Anchor Staff Writer
Rhode Island College’s Ukrainian film series started on April 4 with a screening of Kateryna Gornostai’s “Stop-Zemlia,” a beautifully touching coming-of-age film. The film was fantastic, and the following conversation with Gornostai made week one of the series all the more worth attending.
Released in 2021, “Stop-Zemlia” follows high school seniors Masha, Yana and Senia. They deal with the complex emotions and social situations that come with being a teenager in an intense world. The trio supports each other through whichever challenges come their way, whether that involves their fears about the future or longing for a relationship that might not even start. Their unconditional love and support gives each of them a sense of belonging that helps them cope with both the world around them and their own overwhelming emotions.

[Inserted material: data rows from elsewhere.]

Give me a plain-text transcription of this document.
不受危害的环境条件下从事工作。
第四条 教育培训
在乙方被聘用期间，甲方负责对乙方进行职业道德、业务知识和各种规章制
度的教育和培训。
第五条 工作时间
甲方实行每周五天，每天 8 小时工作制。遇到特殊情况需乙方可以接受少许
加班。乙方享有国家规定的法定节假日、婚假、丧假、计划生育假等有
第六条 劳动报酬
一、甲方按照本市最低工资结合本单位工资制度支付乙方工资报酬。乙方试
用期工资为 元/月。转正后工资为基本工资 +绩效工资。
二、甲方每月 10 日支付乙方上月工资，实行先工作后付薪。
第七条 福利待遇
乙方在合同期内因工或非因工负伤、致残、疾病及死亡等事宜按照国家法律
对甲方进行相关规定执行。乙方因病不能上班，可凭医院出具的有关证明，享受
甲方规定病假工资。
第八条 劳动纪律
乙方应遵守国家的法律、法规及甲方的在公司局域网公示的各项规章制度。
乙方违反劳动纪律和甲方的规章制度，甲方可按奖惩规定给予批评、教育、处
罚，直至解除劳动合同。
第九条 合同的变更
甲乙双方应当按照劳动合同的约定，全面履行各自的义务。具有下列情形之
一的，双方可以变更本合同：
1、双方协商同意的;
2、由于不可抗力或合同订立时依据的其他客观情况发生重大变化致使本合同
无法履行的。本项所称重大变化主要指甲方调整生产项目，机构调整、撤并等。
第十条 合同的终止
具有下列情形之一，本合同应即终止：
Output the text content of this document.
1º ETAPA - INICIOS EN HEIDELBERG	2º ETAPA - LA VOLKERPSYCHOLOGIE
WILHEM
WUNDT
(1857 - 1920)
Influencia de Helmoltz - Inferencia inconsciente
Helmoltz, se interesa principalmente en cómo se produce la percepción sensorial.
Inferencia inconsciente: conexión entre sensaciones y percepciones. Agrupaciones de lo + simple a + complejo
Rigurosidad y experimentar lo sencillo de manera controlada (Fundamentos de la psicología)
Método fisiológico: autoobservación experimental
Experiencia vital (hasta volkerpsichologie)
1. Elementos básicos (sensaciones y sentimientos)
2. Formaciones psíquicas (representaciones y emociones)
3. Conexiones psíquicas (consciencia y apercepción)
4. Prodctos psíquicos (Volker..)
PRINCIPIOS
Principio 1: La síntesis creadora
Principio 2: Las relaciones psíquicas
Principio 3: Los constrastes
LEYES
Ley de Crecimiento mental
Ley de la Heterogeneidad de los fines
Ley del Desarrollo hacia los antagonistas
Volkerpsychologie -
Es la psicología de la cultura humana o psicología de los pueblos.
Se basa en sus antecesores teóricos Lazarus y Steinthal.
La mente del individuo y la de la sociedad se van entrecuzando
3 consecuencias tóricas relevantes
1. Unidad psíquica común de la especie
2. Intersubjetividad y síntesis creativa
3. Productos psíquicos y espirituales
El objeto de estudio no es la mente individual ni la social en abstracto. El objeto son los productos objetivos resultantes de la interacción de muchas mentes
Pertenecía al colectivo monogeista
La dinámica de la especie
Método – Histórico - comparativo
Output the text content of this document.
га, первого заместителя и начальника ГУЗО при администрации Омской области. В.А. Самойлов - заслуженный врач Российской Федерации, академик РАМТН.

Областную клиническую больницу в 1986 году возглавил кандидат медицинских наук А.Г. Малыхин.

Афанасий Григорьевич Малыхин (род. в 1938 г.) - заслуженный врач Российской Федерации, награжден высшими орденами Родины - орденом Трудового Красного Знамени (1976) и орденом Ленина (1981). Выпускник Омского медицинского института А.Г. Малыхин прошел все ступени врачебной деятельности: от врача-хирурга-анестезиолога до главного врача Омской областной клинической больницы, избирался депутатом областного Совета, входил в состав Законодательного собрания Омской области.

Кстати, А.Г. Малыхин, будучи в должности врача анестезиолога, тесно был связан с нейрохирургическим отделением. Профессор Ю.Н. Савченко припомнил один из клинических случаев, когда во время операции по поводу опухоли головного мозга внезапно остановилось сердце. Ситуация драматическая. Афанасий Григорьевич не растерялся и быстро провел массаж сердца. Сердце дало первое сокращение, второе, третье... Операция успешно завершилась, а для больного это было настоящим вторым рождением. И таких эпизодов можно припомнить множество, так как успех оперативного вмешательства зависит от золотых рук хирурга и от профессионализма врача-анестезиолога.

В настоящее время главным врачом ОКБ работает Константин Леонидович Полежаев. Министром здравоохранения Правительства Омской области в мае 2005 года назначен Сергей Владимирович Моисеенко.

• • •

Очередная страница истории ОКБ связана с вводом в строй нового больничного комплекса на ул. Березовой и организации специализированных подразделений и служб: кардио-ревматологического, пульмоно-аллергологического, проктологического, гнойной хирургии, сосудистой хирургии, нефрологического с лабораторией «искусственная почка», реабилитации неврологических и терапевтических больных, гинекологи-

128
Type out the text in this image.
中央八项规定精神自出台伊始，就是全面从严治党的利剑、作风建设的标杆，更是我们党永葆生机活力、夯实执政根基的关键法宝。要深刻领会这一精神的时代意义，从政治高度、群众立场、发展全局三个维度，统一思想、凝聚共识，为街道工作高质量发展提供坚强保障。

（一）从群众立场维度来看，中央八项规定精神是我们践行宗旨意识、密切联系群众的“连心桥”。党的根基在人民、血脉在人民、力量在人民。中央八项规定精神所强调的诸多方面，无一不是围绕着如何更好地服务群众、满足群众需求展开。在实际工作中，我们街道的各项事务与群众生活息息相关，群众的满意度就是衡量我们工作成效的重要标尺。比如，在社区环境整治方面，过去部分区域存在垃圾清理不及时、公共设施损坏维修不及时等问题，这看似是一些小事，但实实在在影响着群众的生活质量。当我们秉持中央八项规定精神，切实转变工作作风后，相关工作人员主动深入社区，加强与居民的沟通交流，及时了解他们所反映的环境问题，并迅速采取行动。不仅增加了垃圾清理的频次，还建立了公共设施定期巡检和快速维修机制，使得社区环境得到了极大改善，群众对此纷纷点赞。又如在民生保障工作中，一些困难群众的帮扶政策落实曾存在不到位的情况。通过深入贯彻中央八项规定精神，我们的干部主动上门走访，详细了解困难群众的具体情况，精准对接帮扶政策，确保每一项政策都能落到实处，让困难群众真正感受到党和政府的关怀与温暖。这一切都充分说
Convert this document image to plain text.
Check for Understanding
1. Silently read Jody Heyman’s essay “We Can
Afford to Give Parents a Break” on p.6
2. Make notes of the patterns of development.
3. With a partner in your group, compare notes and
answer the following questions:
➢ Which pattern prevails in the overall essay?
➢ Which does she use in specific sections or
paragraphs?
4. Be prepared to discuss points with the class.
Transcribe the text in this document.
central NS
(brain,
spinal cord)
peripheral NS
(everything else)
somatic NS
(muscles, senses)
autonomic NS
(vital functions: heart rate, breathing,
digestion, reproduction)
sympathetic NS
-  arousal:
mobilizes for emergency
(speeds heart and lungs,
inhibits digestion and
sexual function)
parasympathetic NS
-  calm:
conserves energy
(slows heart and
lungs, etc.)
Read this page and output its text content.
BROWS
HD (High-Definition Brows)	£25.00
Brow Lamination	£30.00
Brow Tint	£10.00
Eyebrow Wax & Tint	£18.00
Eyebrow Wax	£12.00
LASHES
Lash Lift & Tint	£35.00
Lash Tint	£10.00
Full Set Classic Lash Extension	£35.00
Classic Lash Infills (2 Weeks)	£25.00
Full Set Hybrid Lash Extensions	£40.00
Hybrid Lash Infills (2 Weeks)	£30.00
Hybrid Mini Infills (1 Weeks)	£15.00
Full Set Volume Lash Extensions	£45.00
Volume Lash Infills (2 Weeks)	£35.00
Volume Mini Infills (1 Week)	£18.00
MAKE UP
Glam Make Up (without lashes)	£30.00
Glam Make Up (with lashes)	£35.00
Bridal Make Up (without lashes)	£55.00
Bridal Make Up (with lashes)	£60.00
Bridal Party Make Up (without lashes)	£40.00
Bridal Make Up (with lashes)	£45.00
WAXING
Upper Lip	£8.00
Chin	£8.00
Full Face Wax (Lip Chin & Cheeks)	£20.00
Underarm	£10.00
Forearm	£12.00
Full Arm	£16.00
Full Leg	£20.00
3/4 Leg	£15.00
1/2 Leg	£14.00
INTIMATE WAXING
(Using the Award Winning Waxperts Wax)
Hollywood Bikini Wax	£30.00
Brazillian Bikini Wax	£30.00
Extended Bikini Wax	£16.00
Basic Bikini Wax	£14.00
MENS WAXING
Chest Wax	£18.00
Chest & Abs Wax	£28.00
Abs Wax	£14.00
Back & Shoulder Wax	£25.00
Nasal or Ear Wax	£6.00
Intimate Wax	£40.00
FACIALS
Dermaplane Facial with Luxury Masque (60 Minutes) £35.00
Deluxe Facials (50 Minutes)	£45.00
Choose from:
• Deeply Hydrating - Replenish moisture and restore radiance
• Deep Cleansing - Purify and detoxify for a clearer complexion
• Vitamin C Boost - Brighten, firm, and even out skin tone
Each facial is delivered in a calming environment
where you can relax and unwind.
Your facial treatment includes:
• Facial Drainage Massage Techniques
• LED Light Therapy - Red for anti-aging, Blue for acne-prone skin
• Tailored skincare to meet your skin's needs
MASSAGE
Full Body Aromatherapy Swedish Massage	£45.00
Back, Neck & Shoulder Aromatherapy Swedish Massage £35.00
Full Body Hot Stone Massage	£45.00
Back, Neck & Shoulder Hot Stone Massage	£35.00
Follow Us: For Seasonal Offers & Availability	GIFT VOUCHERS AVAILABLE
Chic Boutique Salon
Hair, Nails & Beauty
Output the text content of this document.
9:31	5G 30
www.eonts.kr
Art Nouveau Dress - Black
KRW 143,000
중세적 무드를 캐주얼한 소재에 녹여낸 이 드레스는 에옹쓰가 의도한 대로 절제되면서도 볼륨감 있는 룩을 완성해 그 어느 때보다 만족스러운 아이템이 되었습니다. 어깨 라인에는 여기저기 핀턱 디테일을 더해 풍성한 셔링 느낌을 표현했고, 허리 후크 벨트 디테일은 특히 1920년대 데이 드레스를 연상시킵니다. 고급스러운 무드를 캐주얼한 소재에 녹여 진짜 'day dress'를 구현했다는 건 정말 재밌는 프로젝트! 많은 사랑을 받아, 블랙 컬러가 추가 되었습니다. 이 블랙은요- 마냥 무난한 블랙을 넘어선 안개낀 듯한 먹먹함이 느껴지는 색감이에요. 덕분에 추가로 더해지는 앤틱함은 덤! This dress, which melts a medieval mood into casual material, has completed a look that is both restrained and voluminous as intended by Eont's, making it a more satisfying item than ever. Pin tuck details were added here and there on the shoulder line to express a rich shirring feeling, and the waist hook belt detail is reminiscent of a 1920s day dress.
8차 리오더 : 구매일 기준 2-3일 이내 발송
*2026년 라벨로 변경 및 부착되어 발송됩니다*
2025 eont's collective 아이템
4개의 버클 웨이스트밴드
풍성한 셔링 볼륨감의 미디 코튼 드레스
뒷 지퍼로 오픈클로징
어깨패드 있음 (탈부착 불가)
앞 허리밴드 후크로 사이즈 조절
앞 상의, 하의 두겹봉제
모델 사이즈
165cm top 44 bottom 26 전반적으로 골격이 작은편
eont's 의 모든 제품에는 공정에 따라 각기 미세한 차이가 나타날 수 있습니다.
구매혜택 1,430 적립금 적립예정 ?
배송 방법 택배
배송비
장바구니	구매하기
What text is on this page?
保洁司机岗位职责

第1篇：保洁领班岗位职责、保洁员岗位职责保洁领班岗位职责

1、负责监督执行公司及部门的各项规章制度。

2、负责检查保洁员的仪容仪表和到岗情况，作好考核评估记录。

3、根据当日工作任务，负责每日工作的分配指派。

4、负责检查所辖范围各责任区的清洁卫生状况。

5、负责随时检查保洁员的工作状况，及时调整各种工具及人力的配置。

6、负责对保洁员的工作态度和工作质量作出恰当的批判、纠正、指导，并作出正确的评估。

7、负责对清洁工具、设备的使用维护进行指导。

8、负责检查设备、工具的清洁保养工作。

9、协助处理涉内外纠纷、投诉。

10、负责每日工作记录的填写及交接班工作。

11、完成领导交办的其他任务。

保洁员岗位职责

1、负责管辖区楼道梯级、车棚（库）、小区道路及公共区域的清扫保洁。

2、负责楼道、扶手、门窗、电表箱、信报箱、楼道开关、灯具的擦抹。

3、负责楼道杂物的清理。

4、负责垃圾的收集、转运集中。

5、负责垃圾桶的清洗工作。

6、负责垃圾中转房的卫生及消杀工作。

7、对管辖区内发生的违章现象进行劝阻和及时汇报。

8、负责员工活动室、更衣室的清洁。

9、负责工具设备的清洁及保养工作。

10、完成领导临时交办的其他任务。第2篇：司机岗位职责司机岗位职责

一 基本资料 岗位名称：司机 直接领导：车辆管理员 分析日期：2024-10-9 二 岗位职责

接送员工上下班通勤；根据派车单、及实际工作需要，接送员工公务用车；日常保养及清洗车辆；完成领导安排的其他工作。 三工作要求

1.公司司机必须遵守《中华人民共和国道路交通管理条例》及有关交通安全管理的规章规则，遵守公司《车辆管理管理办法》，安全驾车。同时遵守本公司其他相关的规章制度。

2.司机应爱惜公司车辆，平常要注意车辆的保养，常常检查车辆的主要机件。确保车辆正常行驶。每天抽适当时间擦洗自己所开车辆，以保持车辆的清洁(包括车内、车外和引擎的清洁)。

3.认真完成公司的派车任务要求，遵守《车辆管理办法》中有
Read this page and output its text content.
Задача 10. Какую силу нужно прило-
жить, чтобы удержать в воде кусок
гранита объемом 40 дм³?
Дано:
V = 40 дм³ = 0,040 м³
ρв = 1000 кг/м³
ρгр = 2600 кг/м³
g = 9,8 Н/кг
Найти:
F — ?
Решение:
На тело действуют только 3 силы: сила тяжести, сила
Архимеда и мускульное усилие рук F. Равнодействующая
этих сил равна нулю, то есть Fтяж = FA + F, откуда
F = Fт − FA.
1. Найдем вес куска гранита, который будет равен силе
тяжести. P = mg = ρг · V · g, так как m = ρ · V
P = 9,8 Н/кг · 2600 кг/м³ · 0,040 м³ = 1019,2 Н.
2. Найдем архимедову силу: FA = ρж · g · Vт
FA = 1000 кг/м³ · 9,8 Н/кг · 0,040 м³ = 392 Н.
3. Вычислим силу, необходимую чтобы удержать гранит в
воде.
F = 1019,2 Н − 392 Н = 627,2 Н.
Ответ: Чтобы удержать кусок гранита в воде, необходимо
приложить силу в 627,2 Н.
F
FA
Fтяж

Inspired by Gornostai’s teenage experience, “Stop-Zemlia” is deeply personal. I’ve never seen the modern teenage experience better represented on screen. I see parts of myself and my friends in each of the characters; their flaws, insecurities and feelings are my own, and I felt a sort of solidarity while watching them deal with many of the awkward situations I’ve dealt with in the past.
From the realistic storylines to the immersive, dreamlike visuals, every detail feels perfectly curated and surprisingly comforting, like someone finally understands how it feels to be in a transitional stage of life. Gornostai said that this was her goal in making the film, which she undoubtedly achieved.
One of the most notable aspects of “Stop-Zemlia” is its cast, composed of mostly young, less professionally-experienced actors. Being so used to seeing actors in their mid to late twenties starring as high school seniors, I was pleasantly surprised to see an appropriately-aged cast. Gornostai sought out these younger actors, as they can bring their experience into their performance. Without the charming bunch,“Stop-Zemlia” would lose its authenticity and charm.
The Ukrainian film series is a delight. Screenings are on Tuesdays and Zoom sessions with directors are on Thursdays. This series will expose you to films you would never think to seek out in your own time. Dr. Vincent Bohlinger, director of RIC’s Film Studies Program, also offered Ukrainian candies to attendees, which was an unexpected plus.
The series continues on Tuesday, April 18 with a screening of Iryna Tsilyk’s “The Earth Is Blue as an Orange,” a documentary about the war in Ukraine told from a Ukrainian family’s perspective. It ends on Thursday, April 20 with a Zoom session with Tsilyk.